The media sensation around the case ensured that the men’s ordeal didn’t end when they were released from jail in mid-November. Dr. Palaksha said he was harassed at his clinic by reporters who threaten to invent new charges against him if he doesn’t pay them, a plot in which he alleged the police were colluding. His wife has stuck by his side, but his patients are deserting him, he said, and he is having difficulty sustaining his foundation.

“I believe in God,” he said. “He will definitely help me — I do not want to shut down my NGO.”

The others arrested that night — who don’t have Dr. Palaksha’s relative wealth or education — are in an even more precarious situation. The Swami Vivekananda Youth Movement has not given the HIV counselors back their jobs since the arrests, and the counselors say they are having hard time finding other work. They say law enforcement officials are using the threat of charges to demand bribes. And the delicate balance they’ve maintained between fulfilling the family obligation to marry and finding ways to have relationships with men has collapsed.

One of the HIV workers, who asked not to be named, said his mother was forced to sell their cattle — a major source of income — to bail him out of jail, and that she had to leave her job because she was being relentlessly harassed about his arrest. He said he has attempted suicide because he doesn’t know how he’s going to support his mother, his wife, and his month-old baby.

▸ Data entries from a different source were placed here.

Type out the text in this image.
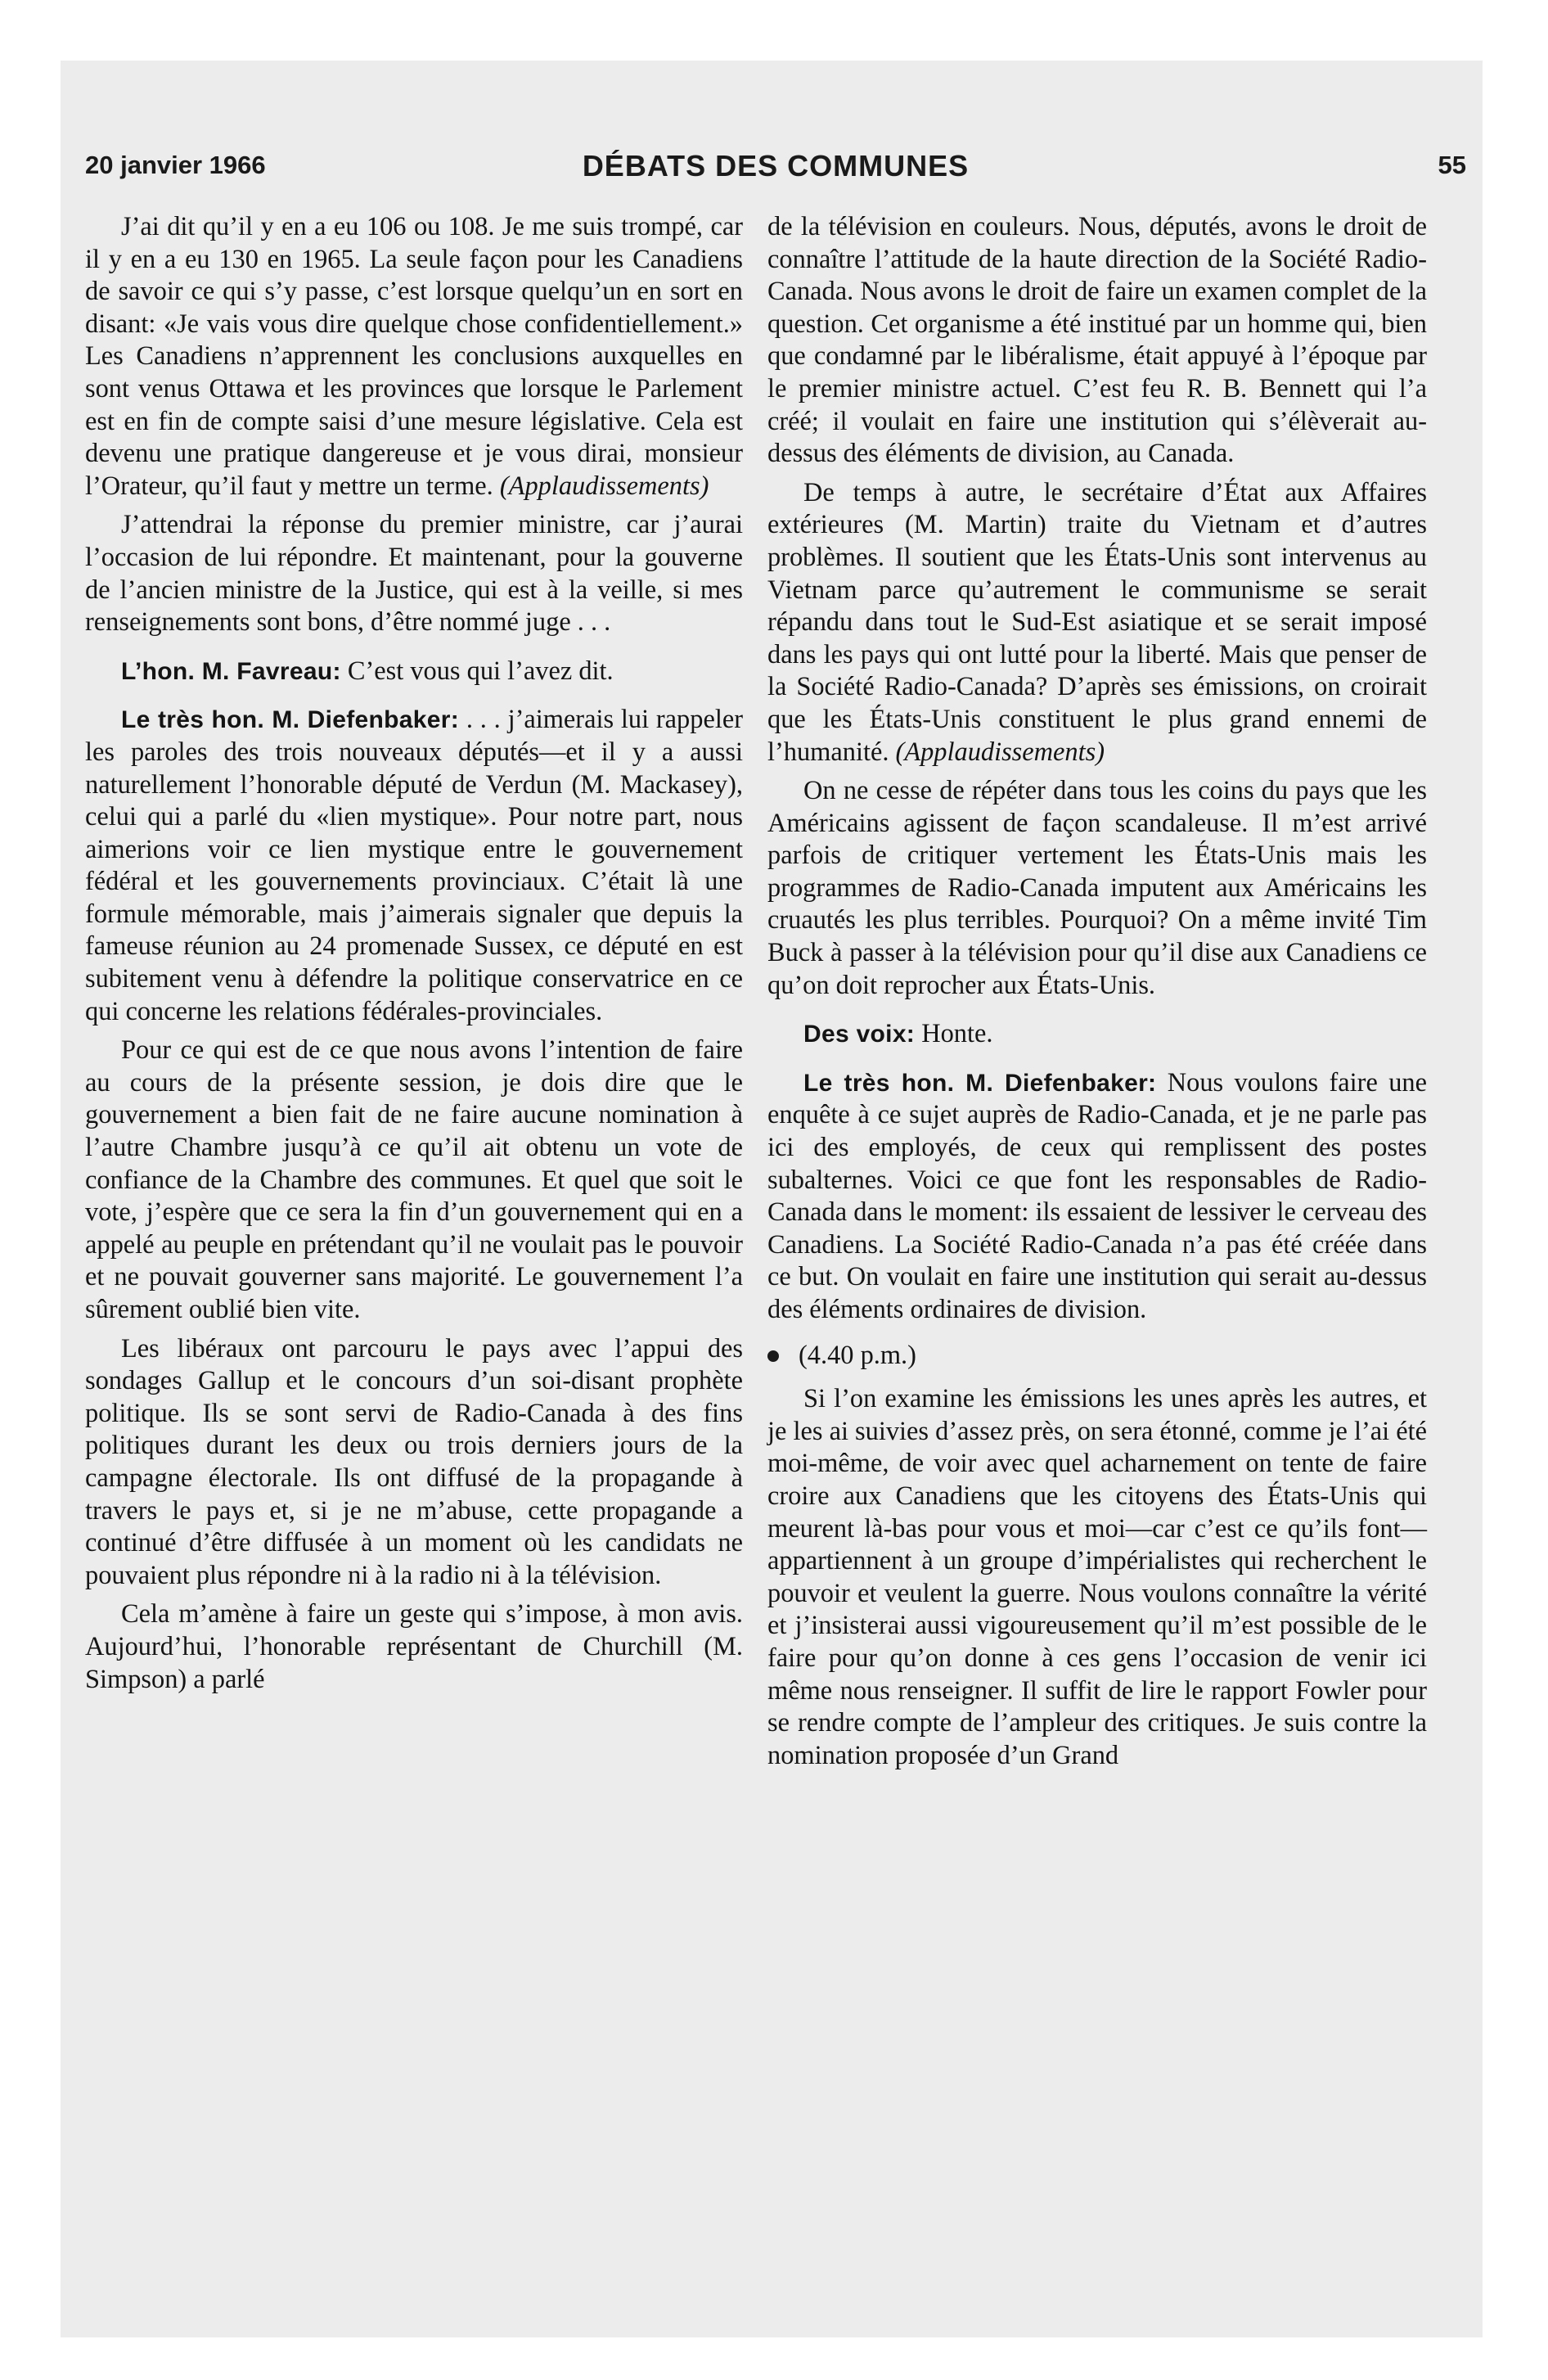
20 janvier 1966	DÉBATS DES COMMUNES	55

J’ai dit qu’il y en a eu 106 ou 108. Je me suis trompé, car il y en a eu 130 en 1965. La seule façon pour les Canadiens de savoir ce qui s’y passe, c’est lorsque quelqu’un en sort en disant: «Je vais vous dire quelque chose confidentiellement.» Les Canadiens n’apprennent les conclusions auxquelles en sont venus Ottawa et les provinces que lorsque le Parlement est en fin de compte saisi d’une mesure législative. Cela est devenu une pratique dangereuse et je vous dirai, monsieur l’Orateur, qu’il faut y mettre un terme. (Applaudissements)

J’attendrai la réponse du premier ministre, car j’aurai l’occasion de lui répondre. Et maintenant, pour la gouverne de l’ancien ministre de la Justice, qui est à la veille, si mes renseignements sont bons, d’être nommé juge . . .

L’hon. M. Favreau: C’est vous qui l’avez dit.

Le très hon. M. Diefenbaker: . . . j’aimerais lui rappeler les paroles des trois nouveaux députés—et il y a aussi naturellement l’honorable député de Verdun (M. Mackasey), celui qui a parlé du «lien mystique». Pour notre part, nous aimerions voir ce lien mystique entre le gouvernement fédéral et les gouvernements provinciaux. C’était là une formule mémorable, mais j’aimerais signaler que depuis la fameuse réunion au 24 promenade Sussex, ce député en est subitement venu à défendre la politique conservatrice en ce qui concerne les relations fédérales-provinciales.

Pour ce qui est de ce que nous avons l’intention de faire au cours de la présente session, je dois dire que le gouvernement a bien fait de ne faire aucune nomination à l’autre Chambre jusqu’à ce qu’il ait obtenu un vote de confiance de la Chambre des communes. Et quel que soit le vote, j’espère que ce sera la fin d’un gouvernement qui en a appelé au peuple en prétendant qu’il ne voulait pas le pouvoir et ne pouvait gouverner sans majorité. Le gouvernement l’a sûrement oublié bien vite.

Les libéraux ont parcouru le pays avec l’appui des sondages Gallup et le concours d’un soi-disant prophète politique. Ils se sont servi de Radio-Canada à des fins politiques durant les deux ou trois derniers jours de la campagne électorale. Ils ont diffusé de la propagande à travers le pays et, si je ne m’abuse, cette propagande a continué d’être diffusée à un moment où les candidats ne pouvaient plus répondre ni à la radio ni à la télévision.

Cela m’amène à faire un geste qui s’impose, à mon avis. Aujourd’hui, l’honorable représentant de Churchill (M. Simpson) a parlé

de la télévision en couleurs. Nous, députés, avons le droit de connaître l’attitude de la haute direction de la Société Radio-Canada. Nous avons le droit de faire un examen complet de la question. Cet organisme a été institué par un homme qui, bien que condamné par le libéralisme, était appuyé à l’époque par le premier ministre actuel. C’est feu R. B. Bennett qui l’a créé; il voulait en faire une institution qui s’élèverait au-dessus des éléments de division, au Canada.

De temps à autre, le secrétaire d’État aux Affaires extérieures (M. Martin) traite du Vietnam et d’autres problèmes. Il soutient que les États-Unis sont intervenus au Vietnam parce qu’autrement le communisme se serait répandu dans tout le Sud-Est asiatique et se serait imposé dans les pays qui ont lutté pour la liberté. Mais que penser de la Société Radio-Canada? D’après ses émissions, on croirait que les États-Unis constituent le plus grand ennemi de l’humanité. (Applaudissements)

On ne cesse de répéter dans tous les coins du pays que les Américains agissent de façon scandaleuse. Il m’est arrivé parfois de critiquer vertement les États-Unis mais les programmes de Radio-Canada imputent aux Américains les cruautés les plus terribles. Pourquoi? On a même invité Tim Buck à passer à la télévision pour qu’il dise aux Canadiens ce qu’on doit reprocher aux États-Unis.

Des voix: Honte.

Le très hon. M. Diefenbaker: Nous voulons faire une enquête à ce sujet auprès de Radio-Canada, et je ne parle pas ici des employés, de ceux qui remplissent des postes subalternes. Voici ce que font les responsables de Radio-Canada dans le moment: ils essaient de lessiver le cerveau des Canadiens. La Société Radio-Canada n’a pas été créée dans ce but. On voulait en faire une institution qui serait au-dessus des éléments ordinaires de division.

(4.40 p.m.)

Si l’on examine les émissions les unes après les autres, et je les ai suivies d’assez près, on sera étonné, comme je l’ai été moi-même, de voir avec quel acharnement on tente de faire croire aux Canadiens que les citoyens des États-Unis qui meurent là-bas pour vous et moi—car c’est ce qu’ils font—appartiennent à un groupe d’impérialistes qui recherchent le pouvoir et veulent la guerre. Nous voulons connaître la vérité et j’insisterai aussi vigoureusement qu’il m’est possible de le faire pour qu’on donne à ces gens l’occasion de venir ici même nous renseigner. Il suffit de lire le rapport Fowler pour se rendre compte de l’ampleur des critiques. Je suis contre la nomination proposée d’un Grand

He also quietly had a boyfriend for 15 years. But since the arrest, his partner won’t even answer his calls: “Now is when I need him, and he is not around.”

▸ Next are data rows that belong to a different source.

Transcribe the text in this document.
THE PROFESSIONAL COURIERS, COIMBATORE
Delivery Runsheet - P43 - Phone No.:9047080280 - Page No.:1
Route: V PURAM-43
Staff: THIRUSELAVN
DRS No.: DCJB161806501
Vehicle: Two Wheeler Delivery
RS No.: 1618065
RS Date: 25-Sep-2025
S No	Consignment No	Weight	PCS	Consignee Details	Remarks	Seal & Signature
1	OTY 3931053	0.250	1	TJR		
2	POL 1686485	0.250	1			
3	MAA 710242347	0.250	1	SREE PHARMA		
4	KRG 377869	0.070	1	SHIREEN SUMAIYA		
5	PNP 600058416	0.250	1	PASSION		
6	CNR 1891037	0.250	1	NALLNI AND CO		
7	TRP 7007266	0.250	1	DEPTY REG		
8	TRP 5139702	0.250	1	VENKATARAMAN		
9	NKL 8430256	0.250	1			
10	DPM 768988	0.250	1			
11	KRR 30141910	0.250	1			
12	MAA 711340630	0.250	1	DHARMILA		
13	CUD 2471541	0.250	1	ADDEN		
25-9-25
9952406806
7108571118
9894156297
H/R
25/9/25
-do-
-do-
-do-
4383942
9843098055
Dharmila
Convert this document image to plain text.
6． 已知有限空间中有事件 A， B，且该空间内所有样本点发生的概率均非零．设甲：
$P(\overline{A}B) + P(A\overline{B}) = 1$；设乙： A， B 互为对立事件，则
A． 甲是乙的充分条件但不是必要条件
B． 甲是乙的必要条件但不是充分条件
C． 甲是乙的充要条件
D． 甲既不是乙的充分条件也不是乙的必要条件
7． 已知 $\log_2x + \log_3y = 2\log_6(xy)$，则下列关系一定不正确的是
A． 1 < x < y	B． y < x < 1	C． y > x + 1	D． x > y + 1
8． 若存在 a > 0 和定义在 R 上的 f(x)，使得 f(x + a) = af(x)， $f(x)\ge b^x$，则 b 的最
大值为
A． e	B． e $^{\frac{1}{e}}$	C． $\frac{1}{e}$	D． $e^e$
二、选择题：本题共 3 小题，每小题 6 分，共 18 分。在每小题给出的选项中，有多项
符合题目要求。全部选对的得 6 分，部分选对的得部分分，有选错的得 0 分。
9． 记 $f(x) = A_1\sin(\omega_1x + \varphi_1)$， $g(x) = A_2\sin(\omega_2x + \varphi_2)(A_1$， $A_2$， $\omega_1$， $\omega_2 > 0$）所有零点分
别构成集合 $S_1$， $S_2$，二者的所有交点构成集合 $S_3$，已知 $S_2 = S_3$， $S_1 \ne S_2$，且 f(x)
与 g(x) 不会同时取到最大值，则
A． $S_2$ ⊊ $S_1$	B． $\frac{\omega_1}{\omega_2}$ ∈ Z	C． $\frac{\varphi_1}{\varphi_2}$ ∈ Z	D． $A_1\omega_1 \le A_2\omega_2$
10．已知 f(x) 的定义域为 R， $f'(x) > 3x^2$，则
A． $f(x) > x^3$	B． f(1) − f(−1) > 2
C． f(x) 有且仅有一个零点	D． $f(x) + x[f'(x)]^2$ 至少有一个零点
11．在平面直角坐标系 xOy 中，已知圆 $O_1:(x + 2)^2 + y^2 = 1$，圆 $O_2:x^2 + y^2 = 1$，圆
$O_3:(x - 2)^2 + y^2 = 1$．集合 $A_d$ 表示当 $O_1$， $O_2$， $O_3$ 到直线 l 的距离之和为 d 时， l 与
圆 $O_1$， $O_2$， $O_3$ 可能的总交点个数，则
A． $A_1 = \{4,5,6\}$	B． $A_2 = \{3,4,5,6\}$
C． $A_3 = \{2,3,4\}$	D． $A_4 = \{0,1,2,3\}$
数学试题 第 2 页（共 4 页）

Police abuse has been a problem for LGBT people even without 377. For example, a gay couple was recently granted asylum in the United States after fleeing India in 2011 following sexual assault by police in the northeastern city of Chandigarh, and there have been many reports over the past four decades of police forcibly separating lesbian couples at the request of their parents even though women cannot technically be charged under 377.

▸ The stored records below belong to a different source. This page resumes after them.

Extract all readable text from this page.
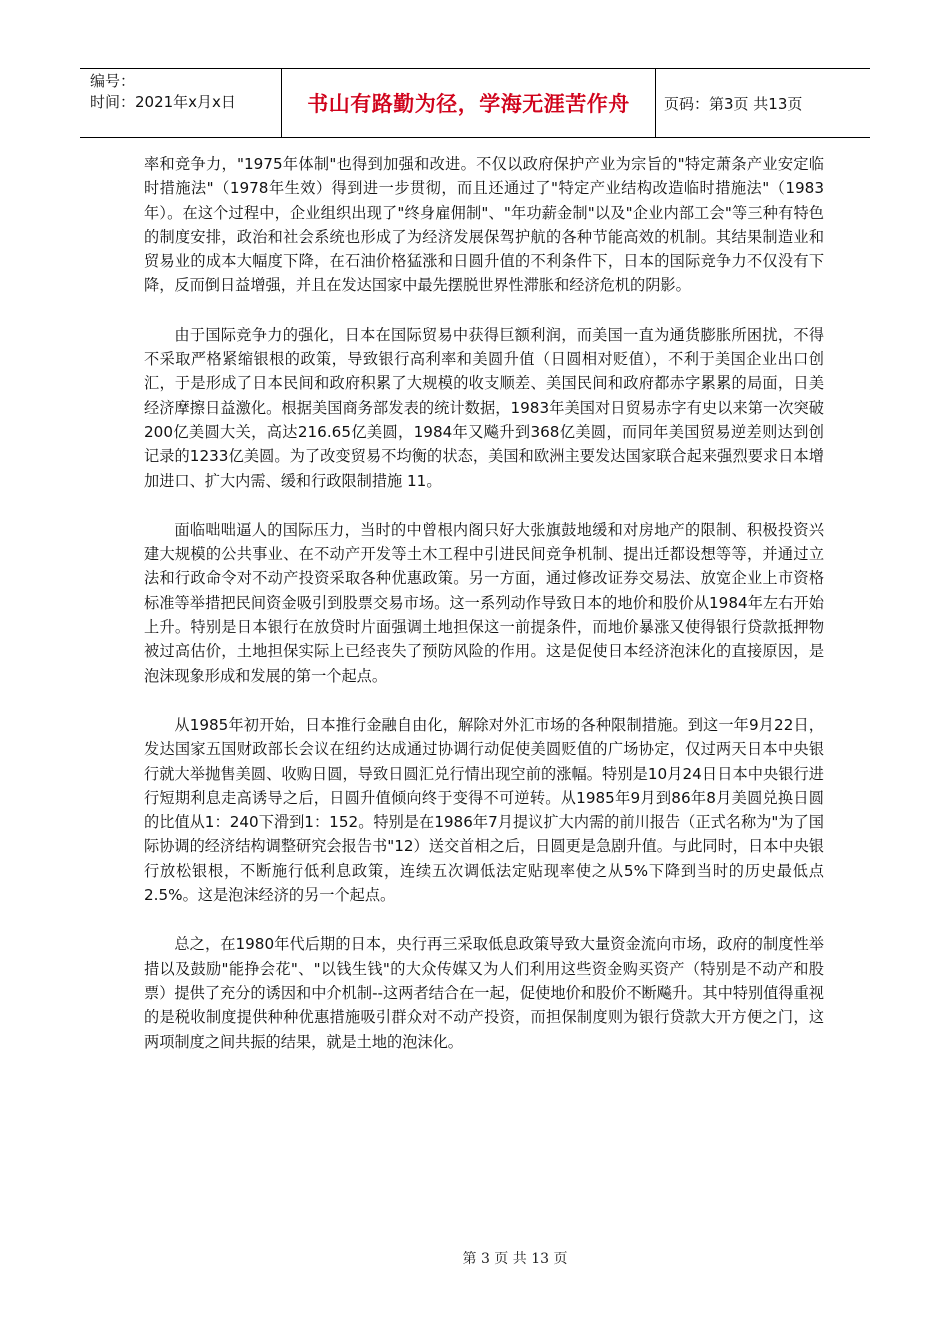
编号：
时间：2021年x月x日	书山有路勤为径，学海无涯苦作舟	页码：第3页 共13页

率和竞争力，"1975年体制"也得到加强和改进。不仅以政府保护产业为宗旨的"特定萧条产业安定临时措施法"（1978年生效）得到进一步贯彻，而且还通过了"特定产业结构改造临时措施法"（1983年）。在这个过程中，企业组织出现了"终身雇佣制"、"年功薪金制"以及"企业内部工会"等三种有特色的制度安排，政治和社会系统也形成了为经济发展保驾护航的各种节能高效的机制。其结果制造业和贸易业的成本大幅度下降，在石油价格猛涨和日圆升值的不利条件下，日本的国际竞争力不仅没有下降，反而倒日益增强，并且在发达国家中最先摆脱世界性滞胀和经济危机的阴影。

由于国际竞争力的强化，日本在国际贸易中获得巨额利润，而美国一直为通货膨胀所困扰，不得不采取严格紧缩银根的政策，导致银行高利率和美圆升值（日圆相对贬值），不利于美国企业出口创汇，于是形成了日本民间和政府积累了大规模的收支顺差、美国民间和政府都赤字累累的局面，日美经济摩擦日益激化。根据美国商务部发表的统计数据，1983年美国对日贸易赤字有史以来第一次突破200亿美圆大关，高达216.65亿美圆，1984年又飚升到368亿美圆，而同年美国贸易逆差则达到创记录的1233亿美圆。为了改变贸易不均衡的状态，美国和欧洲主要发达国家联合起来强烈要求日本增加进口、扩大内需、缓和行政限制措施 11。

面临咄咄逼人的国际压力，当时的中曾根内阁只好大张旗鼓地缓和对房地产的限制、积极投资兴建大规模的公共事业、在不动产开发等土木工程中引进民间竞争机制、提出迁都设想等等，并通过立法和行政命令对不动产投资采取各种优惠政策。另一方面，通过修改证券交易法、放宽企业上市资格标准等举措把民间资金吸引到股票交易市场。这一系列动作导致日本的地价和股价从1984年左右开始上升。特别是日本银行在放贷时片面强调土地担保这一前提条件，而地价暴涨又使得银行贷款抵押物被过高估价，土地担保实际上已经丧失了预防风险的作用。这是促使日本经济泡沫化的直接原因，是泡沫现象形成和发展的第一个起点。

从1985年初开始，日本推行金融自由化，解除对外汇市场的各种限制措施。到这一年9月22日，发达国家五国财政部长会议在纽约达成通过协调行动促使美圆贬值的广场协定，仅过两天日本中央银行就大举抛售美圆、收购日圆，导致日圆汇兑行情出现空前的涨幅。特别是10月24日日本中央银行进行短期利息走高诱导之后，日圆升值倾向终于变得不可逆转。从1985年9月到86年8月美圆兑换日圆的比值从1：240下滑到1：152。特别是在1986年7月提议扩大内需的前川报告（正式名称为"为了国际协调的经济结构调整研究会报告书"12）送交首相之后，日圆更是急剧升值。与此同时，日本中央银行放松银根，不断施行低利息政策，连续五次调低法定贴现率使之从5%下降到当时的历史最低点2.5%。这是泡沫经济的另一个起点。

总之，在1980年代后期的日本，央行再三采取低息政策导致大量资金流向市场，政府的制度性举措以及鼓励"能挣会花"、"以钱生钱"的大众传媒又为人们利用这些资金购买资产（特别是不动产和股票）提供了充分的诱因和中介机制--这两者结合在一起，促使地价和股价不断飚升。其中特别值得重视的是税收制度提供种种优惠措施吸引群众对不动产投资，而担保制度则为银行贷款大开方便之门，这两项制度之间共振的结果，就是土地的泡沫化。

第 3 页 共 13 页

And while 377 has spurred some LGBT people to be more politically engaged — pride marches have been held in parts of the country since the ruling that never had them before — LGBT people throughout the country have told BuzzFeed of people going back into the closet, corporate LGBT support groups being shut down, and increased petty crime targeting communities of trans women. The reports could not be verified, but their widespread circulation reflects the fear that the gains made while out from under the shadow of 377 could suddenly evaporate.

Even some people who are already out and politically active have shrunk from fighting for their rights because of the fear engendered by the return of the law. On Feb. 11, the Mumbai Mirror published the story of a 23-year-old man who was pulled over by police at 2:30 a.m. in the northwestern city of Ahmedabad. He said the officers attempted to rape him and then forced him to perform oral sex. He told the newspaper that the cops said they recognized him from a local gay pride parade held just before the Supreme Court ruling.

“Had homosexuality been legal, I would have had the courage to file a complaint” against the officers, he said. But he did not want to take the risk of further abuse, especially since they appear to have the court’s permission to persecute LGBT people.

“My attackers were cops. How can I expect any justice from them?” he said.